Leroyテイストは、お値段の事を言ってはなんですが、やはり3万を軽く越えるワインの物ですね(今だと幾らするんだろう)。ルロアのリッシュブール88ですもの、これくらい美味しくなくては、、でも印象を一言で表すと、それはマスキュランと言うか大変しっかりとしたワイン。
開けてから飲んでしまうまで、一貫してしっかりとしたバックボーンを持ち、とても目の詰まった、ストラクチャーのはっきりした、まぁ文句のつけようがない優れたワインです。でも、やはり飲むのがまだ少し早いんでしょうね、官能を奮い立たせる様な広がりには、まだ欠けている様に思いました。

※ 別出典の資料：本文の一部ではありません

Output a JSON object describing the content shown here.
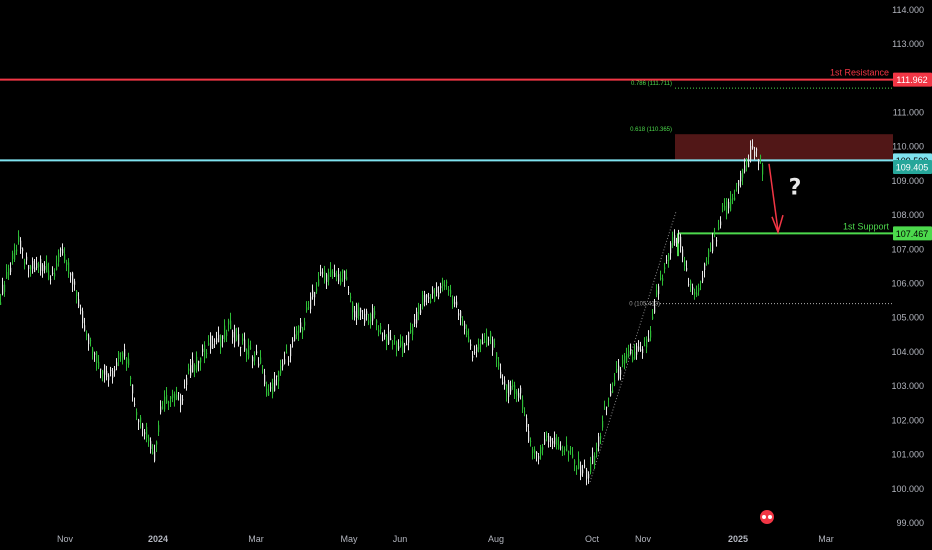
{
  "chart_data": {
    "type": "candlestick",
    "y_axis_ticks": [
      114,
      113,
      112,
      111,
      110,
      109,
      108,
      107,
      106,
      105,
      104,
      103,
      102,
      101,
      100,
      99
    ],
    "y_axis_tick_labels": [
      "114.000",
      "113.000",
      "112.000",
      "111.000",
      "110.000",
      "109.000",
      "108.000",
      "107.000",
      "106.000",
      "105.000",
      "104.000",
      "103.000",
      "102.000",
      "101.000",
      "100.000",
      "99.000"
    ],
    "ylim": [
      99,
      114.2
    ],
    "x_axis_labels": [
      "Nov",
      "2024",
      "Mar",
      "May",
      "Jun",
      "Aug",
      "Oct",
      "Nov",
      "2025",
      "Mar"
    ],
    "series": [
      {
        "path": [
          [
            0,
            105.6
          ],
          [
            8,
            106.3
          ],
          [
            18,
            107.2
          ],
          [
            28,
            106.4
          ],
          [
            40,
            106.6
          ],
          [
            50,
            106.2
          ],
          [
            62,
            106.9
          ],
          [
            72,
            106.1
          ],
          [
            80,
            105.2
          ],
          [
            90,
            104.2
          ],
          [
            100,
            103.6
          ],
          [
            110,
            103.3
          ],
          [
            120,
            104.1
          ],
          [
            128,
            103.8
          ],
          [
            136,
            102.2
          ],
          [
            146,
            101.7
          ],
          [
            154,
            101.0
          ],
          [
            160,
            102.3
          ],
          [
            168,
            102.7
          ],
          [
            180,
            102.6
          ],
          [
            190,
            103.5
          ],
          [
            200,
            103.8
          ],
          [
            210,
            104.3
          ],
          [
            220,
            104.3
          ],
          [
            228,
            104.8
          ],
          [
            238,
            104.3
          ],
          [
            250,
            104.0
          ],
          [
            260,
            103.7
          ],
          [
            268,
            102.7
          ],
          [
            280,
            103.4
          ],
          [
            292,
            104.2
          ],
          [
            302,
            104.8
          ],
          [
            312,
            105.6
          ],
          [
            322,
            106.3
          ],
          [
            332,
            106.2
          ],
          [
            344,
            106.2
          ],
          [
            352,
            105.3
          ],
          [
            362,
            105.0
          ],
          [
            372,
            105.1
          ],
          [
            382,
            104.5
          ],
          [
            392,
            104.3
          ],
          [
            402,
            104.1
          ],
          [
            412,
            104.6
          ],
          [
            422,
            105.5
          ],
          [
            432,
            105.6
          ],
          [
            444,
            106.0
          ],
          [
            452,
            105.6
          ],
          [
            462,
            104.9
          ],
          [
            472,
            104.0
          ],
          [
            482,
            104.2
          ],
          [
            490,
            104.5
          ],
          [
            500,
            103.3
          ],
          [
            510,
            102.8
          ],
          [
            520,
            102.9
          ],
          [
            528,
            101.5
          ],
          [
            538,
            100.9
          ],
          [
            546,
            101.6
          ],
          [
            556,
            101.3
          ],
          [
            566,
            101.2
          ],
          [
            576,
            100.7
          ],
          [
            588,
            100.4
          ],
          [
            596,
            101.1
          ],
          [
            606,
            102.4
          ],
          [
            616,
            103.3
          ],
          [
            626,
            103.8
          ],
          [
            636,
            104.0
          ],
          [
            642,
            103.9
          ],
          [
            650,
            104.5
          ],
          [
            656,
            105.6
          ],
          [
            664,
            106.3
          ],
          [
            672,
            107.2
          ],
          [
            680,
            107.2
          ],
          [
            688,
            106.0
          ],
          [
            698,
            105.7
          ],
          [
            706,
            106.7
          ],
          [
            716,
            107.4
          ],
          [
            722,
            108.1
          ],
          [
            730,
            108.3
          ],
          [
            738,
            108.9
          ],
          [
            746,
            109.4
          ],
          [
            752,
            110.05
          ],
          [
            758,
            109.6
          ],
          [
            764,
            109.3
          ]
        ]
      }
    ],
    "levels": [
      {
        "name": "1st Resistance",
        "value": 111.962,
        "color": "#f23645"
      },
      {
        "name": "1st Support",
        "value": 107.467,
        "color": "#4cd94c"
      },
      {
        "name": "",
        "value": 109.599,
        "color": "#7fe3f0"
      }
    ],
    "fib_labels": [
      {
        "text": "0.786 (111.711)",
        "value": 111.711
      },
      {
        "text": "0.618 (110.365)",
        "value": 110.365
      },
      {
        "text": "0 (105.413)",
        "value": 105.413
      }
    ],
    "price_tags": [
      {
        "text": "111.962",
        "value": 111.962,
        "bg": "#f23645",
        "fg": "#ffffff"
      },
      {
        "text": "109.599",
        "value": 109.599,
        "bg": "#7fe3f0",
        "fg": "#000000"
      },
      {
        "text": "109.405",
        "value": 109.405,
        "bg": "#26a69a",
        "fg": "#ffffff"
      },
      {
        "text": "107.467",
        "value": 107.467,
        "bg": "#4cd94c",
        "fg": "#000000"
      }
    ],
    "resistance_zone": {
      "top": 110.365,
      "bottom": 109.6,
      "color": "#5a1a1a"
    },
    "annotation_question": "?",
    "colors": {
      "up": "#2ebd37",
      "down": "#e8e8e8",
      "grid": "#2a2e39",
      "axis_text": "#b2b5be"
    }
  }
}
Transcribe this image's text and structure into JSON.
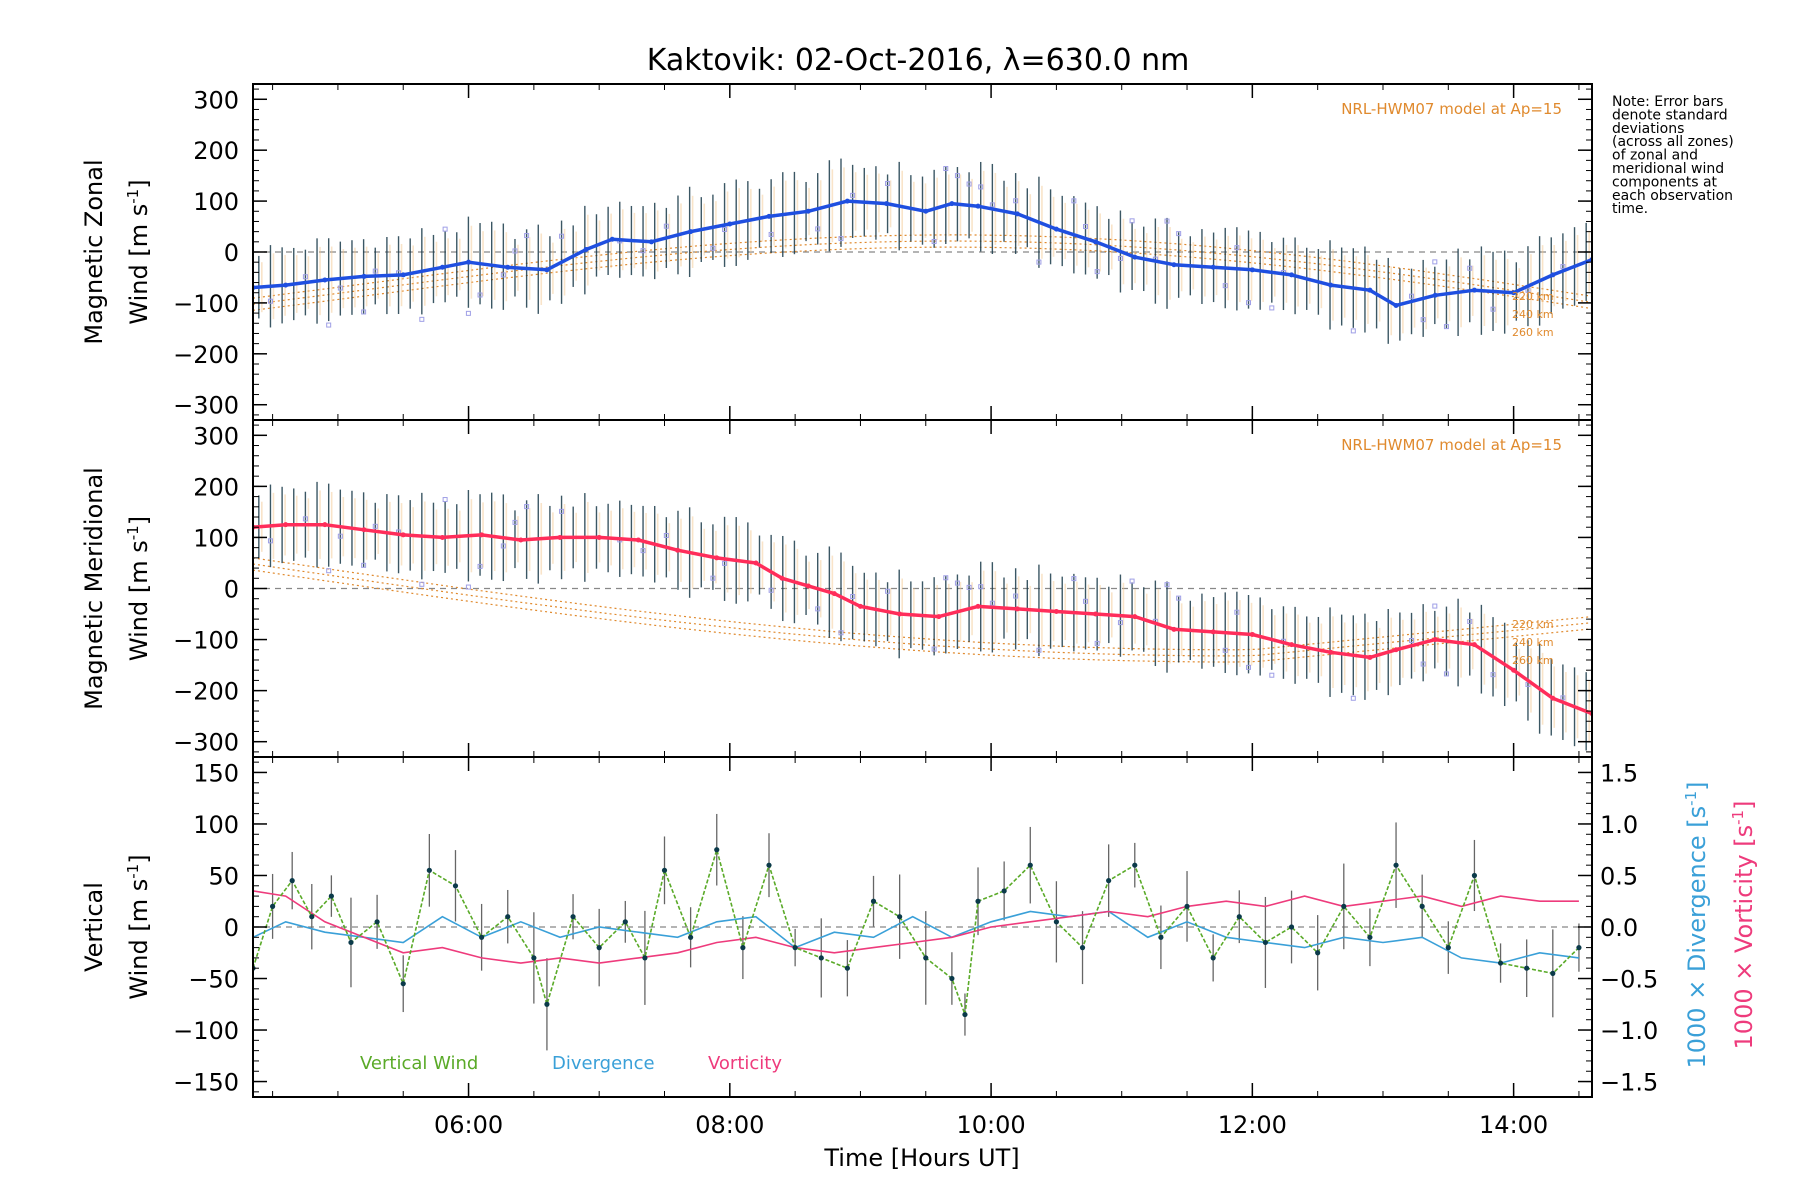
{
  "title": "Kaktovik: 02-Oct-2016, λ=630.0 nm",
  "note_lines": [
    "Note: Error bars",
    "denote standard",
    "deviations",
    "(across all zones)",
    "of zonal and",
    "meridional wind",
    "components at",
    "each observation",
    "time."
  ],
  "colors": {
    "zonal": "#1f4fe0",
    "meridional": "#ff2d5a",
    "vertical": "#5aaa28",
    "divergence": "#3aa0d8",
    "vorticity": "#ee3b7c",
    "model": "#e08a2e",
    "errorbar": "#1a3a4a",
    "zone": "#9f9fe6"
  },
  "chart_data": [
    {
      "type": "line",
      "panel": "zonal",
      "ylabel_line1": "Magnetic Zonal",
      "ylabel_line2": "Wind",
      "ylabel_unit": "[m s",
      "ylabel_exp": "-1",
      "ylabel_close": "]",
      "ylim": [
        -330,
        330
      ],
      "yticks": [
        "300",
        "200",
        "100",
        "0",
        "−100",
        "−200",
        "−300"
      ],
      "ytick_values": [
        300,
        200,
        100,
        0,
        -100,
        -200,
        -300
      ],
      "model_label": "NRL-HWM07 model at Ap=15",
      "model_altitudes": [
        "220 km",
        "240 km",
        "260 km"
      ],
      "series": [
        {
          "x": [
            4.35,
            4.6,
            4.9,
            5.2,
            5.5,
            5.8,
            6.0,
            6.3,
            6.6,
            6.9,
            7.1,
            7.4,
            7.7,
            8.0,
            8.3,
            8.6,
            8.9,
            9.2,
            9.5,
            9.7,
            9.9,
            10.2,
            10.5,
            10.8,
            11.1,
            11.4,
            11.7,
            12.0,
            12.3,
            12.6,
            12.9,
            13.1,
            13.4,
            13.7,
            14.0,
            14.3,
            14.6
          ],
          "y": [
            -70,
            -65,
            -55,
            -48,
            -45,
            -30,
            -20,
            -30,
            -35,
            5,
            25,
            20,
            40,
            55,
            70,
            80,
            100,
            95,
            80,
            95,
            90,
            75,
            45,
            20,
            -10,
            -25,
            -30,
            -35,
            -45,
            -65,
            -75,
            -105,
            -85,
            -75,
            -80,
            -45,
            -15
          ]
        }
      ]
    },
    {
      "type": "line",
      "panel": "meridional",
      "ylabel_line1": "Magnetic Meridional",
      "ylabel_line2": "Wind",
      "ylabel_unit": "[m s",
      "ylabel_exp": "-1",
      "ylabel_close": "]",
      "ylim": [
        -330,
        330
      ],
      "yticks": [
        "300",
        "200",
        "100",
        "0",
        "−100",
        "−200",
        "−300"
      ],
      "ytick_values": [
        300,
        200,
        100,
        0,
        -100,
        -200,
        -300
      ],
      "model_label": "NRL-HWM07 model at Ap=15",
      "model_altitudes": [
        "220 km",
        "240 km",
        "260 km"
      ],
      "series": [
        {
          "x": [
            4.35,
            4.6,
            4.9,
            5.2,
            5.5,
            5.8,
            6.1,
            6.4,
            6.7,
            7.0,
            7.3,
            7.6,
            7.9,
            8.2,
            8.4,
            8.6,
            8.8,
            9.0,
            9.3,
            9.6,
            9.9,
            10.2,
            10.5,
            10.8,
            11.1,
            11.4,
            11.7,
            12.0,
            12.3,
            12.6,
            12.9,
            13.1,
            13.4,
            13.7,
            14.0,
            14.3,
            14.6
          ],
          "y": [
            120,
            125,
            125,
            115,
            105,
            100,
            105,
            95,
            100,
            100,
            95,
            75,
            60,
            50,
            20,
            5,
            -10,
            -35,
            -50,
            -55,
            -35,
            -40,
            -45,
            -50,
            -55,
            -80,
            -85,
            -90,
            -110,
            -125,
            -135,
            -120,
            -100,
            -110,
            -160,
            -215,
            -245
          ]
        }
      ]
    },
    {
      "type": "line",
      "panel": "vertical",
      "ylabel_line1": "Vertical",
      "ylabel_line2": "Wind",
      "ylabel_unit": "[m s",
      "ylabel_exp": "-1",
      "ylabel_close": "]",
      "ylim": [
        -165,
        165
      ],
      "yticks": [
        "150",
        "100",
        "50",
        "0",
        "−50",
        "−100",
        "−150"
      ],
      "ytick_values": [
        150,
        100,
        50,
        0,
        -50,
        -100,
        -150
      ],
      "y2label_div": "1000 × Divergence [s",
      "y2label_vort": "1000 × Vorticity [s",
      "y2label_exp": "-1",
      "y2label_close": "]",
      "y2lim": [
        -1.65,
        1.65
      ],
      "y2ticks": [
        "1.5",
        "1.0",
        "0.5",
        "0.0",
        "−0.5",
        "−1.0",
        "−1.5"
      ],
      "y2tick_values": [
        1.5,
        1.0,
        0.5,
        0.0,
        -0.5,
        -1.0,
        -1.5
      ],
      "legend": [
        "Vertical Wind",
        "Divergence",
        "Vorticity"
      ],
      "series": [
        {
          "name": "Vertical Wind",
          "x": [
            4.35,
            4.5,
            4.65,
            4.8,
            4.95,
            5.1,
            5.3,
            5.5,
            5.7,
            5.9,
            6.1,
            6.3,
            6.5,
            6.6,
            6.8,
            7.0,
            7.2,
            7.35,
            7.5,
            7.7,
            7.9,
            8.1,
            8.3,
            8.5,
            8.7,
            8.9,
            9.1,
            9.3,
            9.5,
            9.7,
            9.8,
            9.9,
            10.1,
            10.3,
            10.5,
            10.7,
            10.9,
            11.1,
            11.3,
            11.5,
            11.7,
            11.9,
            12.1,
            12.3,
            12.5,
            12.7,
            12.9,
            13.1,
            13.3,
            13.5,
            13.7,
            13.9,
            14.1,
            14.3,
            14.5
          ],
          "y": [
            -40,
            20,
            45,
            10,
            30,
            -15,
            5,
            -55,
            55,
            40,
            -10,
            10,
            -30,
            -75,
            10,
            -20,
            5,
            -30,
            55,
            -10,
            75,
            -20,
            60,
            -20,
            -30,
            -40,
            25,
            10,
            -30,
            -50,
            -85,
            25,
            35,
            60,
            5,
            -20,
            45,
            60,
            -10,
            20,
            -30,
            10,
            -15,
            0,
            -25,
            20,
            -10,
            60,
            20,
            -20,
            50,
            -35,
            -40,
            -45,
            -20
          ]
        },
        {
          "name": "Divergence",
          "x": [
            4.35,
            4.6,
            4.9,
            5.2,
            5.5,
            5.8,
            6.1,
            6.4,
            6.7,
            7.0,
            7.3,
            7.6,
            7.9,
            8.2,
            8.5,
            8.8,
            9.1,
            9.4,
            9.7,
            10.0,
            10.3,
            10.6,
            10.9,
            11.2,
            11.5,
            11.8,
            12.1,
            12.4,
            12.7,
            13.0,
            13.3,
            13.6,
            13.9,
            14.2,
            14.5
          ],
          "y": [
            -0.1,
            0.05,
            -0.05,
            -0.1,
            -0.15,
            0.1,
            -0.1,
            0.05,
            -0.1,
            0.0,
            -0.05,
            -0.1,
            0.05,
            0.1,
            -0.2,
            -0.05,
            -0.1,
            0.1,
            -0.1,
            0.05,
            0.15,
            0.1,
            0.15,
            -0.1,
            0.05,
            -0.1,
            -0.15,
            -0.2,
            -0.1,
            -0.15,
            -0.1,
            -0.3,
            -0.35,
            -0.25,
            -0.3
          ]
        },
        {
          "name": "Vorticity",
          "x": [
            4.35,
            4.6,
            4.9,
            5.2,
            5.5,
            5.8,
            6.1,
            6.4,
            6.7,
            7.0,
            7.3,
            7.6,
            7.9,
            8.2,
            8.5,
            8.8,
            9.1,
            9.4,
            9.7,
            10.0,
            10.3,
            10.6,
            10.9,
            11.2,
            11.5,
            11.8,
            12.1,
            12.4,
            12.7,
            13.0,
            13.3,
            13.6,
            13.9,
            14.2,
            14.5
          ],
          "y": [
            0.35,
            0.3,
            0.05,
            -0.1,
            -0.25,
            -0.2,
            -0.3,
            -0.35,
            -0.3,
            -0.35,
            -0.3,
            -0.25,
            -0.15,
            -0.1,
            -0.2,
            -0.25,
            -0.2,
            -0.15,
            -0.1,
            0.0,
            0.05,
            0.1,
            0.15,
            0.1,
            0.2,
            0.25,
            0.2,
            0.3,
            0.2,
            0.25,
            0.3,
            0.2,
            0.3,
            0.25,
            0.25
          ]
        }
      ]
    }
  ],
  "xaxis": {
    "xlim": [
      4.35,
      14.6
    ],
    "tick_values": [
      6,
      8,
      10,
      12,
      14
    ],
    "tick_labels": [
      "06:00",
      "08:00",
      "10:00",
      "12:00",
      "14:00"
    ],
    "label": "Time [Hours UT]"
  }
}
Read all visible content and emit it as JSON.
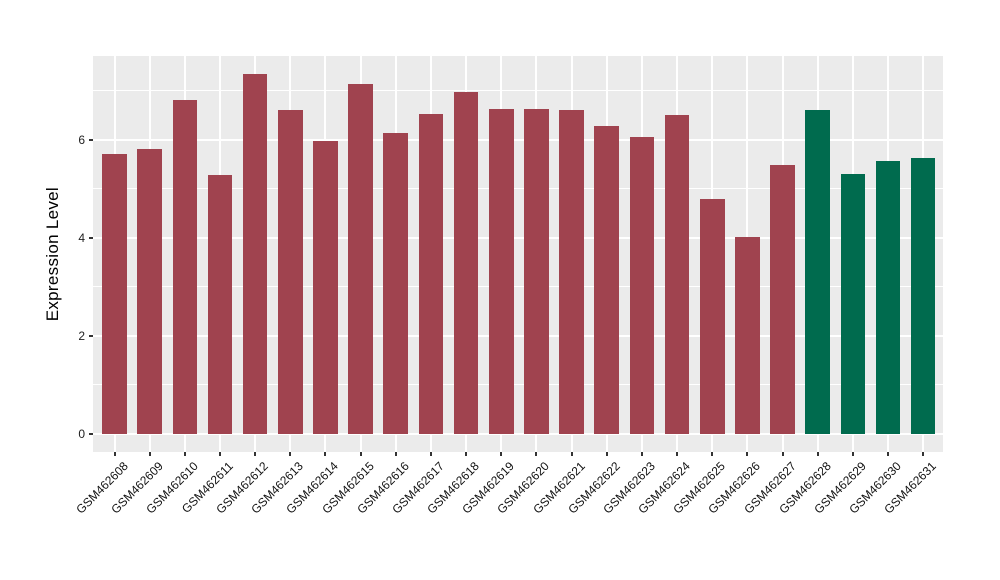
{
  "chart_data": {
    "type": "bar",
    "title": "",
    "xlabel": "",
    "ylabel": "Expression Level",
    "categories": [
      "GSM462608",
      "GSM462609",
      "GSM462610",
      "GSM462611",
      "GSM462612",
      "GSM462613",
      "GSM462614",
      "GSM462615",
      "GSM462616",
      "GSM462617",
      "GSM462618",
      "GSM462619",
      "GSM462620",
      "GSM462621",
      "GSM462622",
      "GSM462623",
      "GSM462624",
      "GSM462625",
      "GSM462626",
      "GSM462627",
      "GSM462628",
      "GSM462629",
      "GSM462630",
      "GSM462631"
    ],
    "values": [
      5.7,
      5.8,
      6.8,
      5.28,
      7.33,
      6.6,
      5.98,
      7.13,
      6.14,
      6.53,
      6.97,
      6.63,
      6.62,
      6.6,
      6.27,
      6.05,
      6.5,
      4.78,
      4.02,
      5.49,
      6.6,
      5.29,
      5.57,
      5.63
    ],
    "bar_colors": [
      "#A0434F",
      "#A0434F",
      "#A0434F",
      "#A0434F",
      "#A0434F",
      "#A0434F",
      "#A0434F",
      "#A0434F",
      "#A0434F",
      "#A0434F",
      "#A0434F",
      "#A0434F",
      "#A0434F",
      "#A0434F",
      "#A0434F",
      "#A0434F",
      "#A0434F",
      "#A0434F",
      "#A0434F",
      "#A0434F",
      "#006B4E",
      "#006B4E",
      "#006B4E",
      "#006B4E"
    ],
    "ytick_labels": [
      "0",
      "2",
      "4",
      "6"
    ],
    "ytick_values": [
      0,
      2,
      4,
      6
    ],
    "minor_grid_values": [
      1,
      3,
      5,
      7
    ],
    "ylim": [
      -0.37,
      7.7
    ],
    "grid": "white major and minor horizontal lines, white vertical line per category",
    "legend_position": "none",
    "panel_background": "#EBEBEB",
    "grid_color": "#FFFFFF"
  }
}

暫く前に友人の全快祝いで、DRCのリッシュブール88を開けた事があるのですが、やはりそのときと印象は良く似ています。このルロアの方がもう少し大柄な感じがしましたが、共に飲み頃はまだ先であろうと言う点においては、共通しています。
Gevrey Chambertin 1993
このワインを買ったのは96年2月ですから、もう3年。前にこのワインを飲んだのは、その頃、地元の酒屋が主催したワイン会ででした。
Claude Dugatその時の事はまだ良く憶えていまして、只の村名ジュブレイ・シャンベルタン(1erクリュでも無い)にしては、大層濃い色でタンニンも強く、いわばガチガチのすごく堅いワインで、正直あまり美味しいとは思いませんでした。
でも、あまりに堅いので、置いておいたらどうなるか興味が有り、そのワイン会の後、何本かその酒屋さんから買いました。もっとも、既にその頃はクロード・デュガはえらく有名で、一級や特級のワインなどはとても手に入らなかった事もあります。購入価格は当時でも8千円と、村名ワインとしてはとても高かったです。
あれからもう3年以上にもなるんですね、で、ワインはと言いますと、これが予想以上に素晴らしく変貌しています。あの堅かったタンニンは失せて深みが顕著、開栓後30分ぐらいが最高に良かったです。1時間以上経つと酸がたってきてちょっと気になってきます。
さすがにクロード・デュガ、単なる村名ワインにしては破格に素晴らしいです。ただしお値段の方もそれなりなので、それを考えると「値段なり」とも言えますね。さて、93のデュガの特級畑のワインはどんな感じなのでしょうか?